SELMA, AL–An unforgettable moment in history as thousands marched across the Edmund Pettus Bridge in Selma, Alabama for the 54th annual Selma Bridge Jubilee Crossing and “Bloody Sunday”.
The Arkansas Martin Luther King Jr. Commission and KARK 4’s Re’Chelle Turner traveled to Alabama for the event.
The group left from Little Rock, on Saturday. They traveled through Tenneessee, Mississippi, and made a stop in Birmingham, Alabama at 16th Street Baptist Church.
In 1963, the church was the target of the racially motivated bombing that killed four young girls in the midst of the Civil Rights Movement.
Arkansas MLK Commissioners say the experience was powerful and seeing the church brought back memories when they were children.
On Sunday, the MLK commission joined thousands to commemorate “Bloody Sunday,” which happened March 7, 1965, when a group of about 525 African American demonstrators gathered at Browns Chapel to demand the right to vote.

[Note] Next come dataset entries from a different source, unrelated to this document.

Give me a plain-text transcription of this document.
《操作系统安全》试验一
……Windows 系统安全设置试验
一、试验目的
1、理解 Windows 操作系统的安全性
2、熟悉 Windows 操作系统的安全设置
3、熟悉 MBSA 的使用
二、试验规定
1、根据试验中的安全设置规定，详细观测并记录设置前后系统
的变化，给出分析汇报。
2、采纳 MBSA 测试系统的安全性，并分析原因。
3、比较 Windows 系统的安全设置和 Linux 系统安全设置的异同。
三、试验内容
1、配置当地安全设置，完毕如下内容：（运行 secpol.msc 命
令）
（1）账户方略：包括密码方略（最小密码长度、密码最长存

Two weeks later, the Reverend Martin Luther King, Jr. and 3,200 civil rights protesters marched the 49 miles from Selma to the state capital, Montgomery—an event that prompted Congress to pass the Voting Rights Act.
During the trip KARK 4’s Re’Chelle Turner spoke to Charles Steele, National President of the Southern Christian Leadership Conference and Dr. Bernard Lafayette Jr. He is a longtime civil rights activist and organizer, who was a leader in the Civil Rights Movement. He played a leading role in the Selma Voting Rights Movement.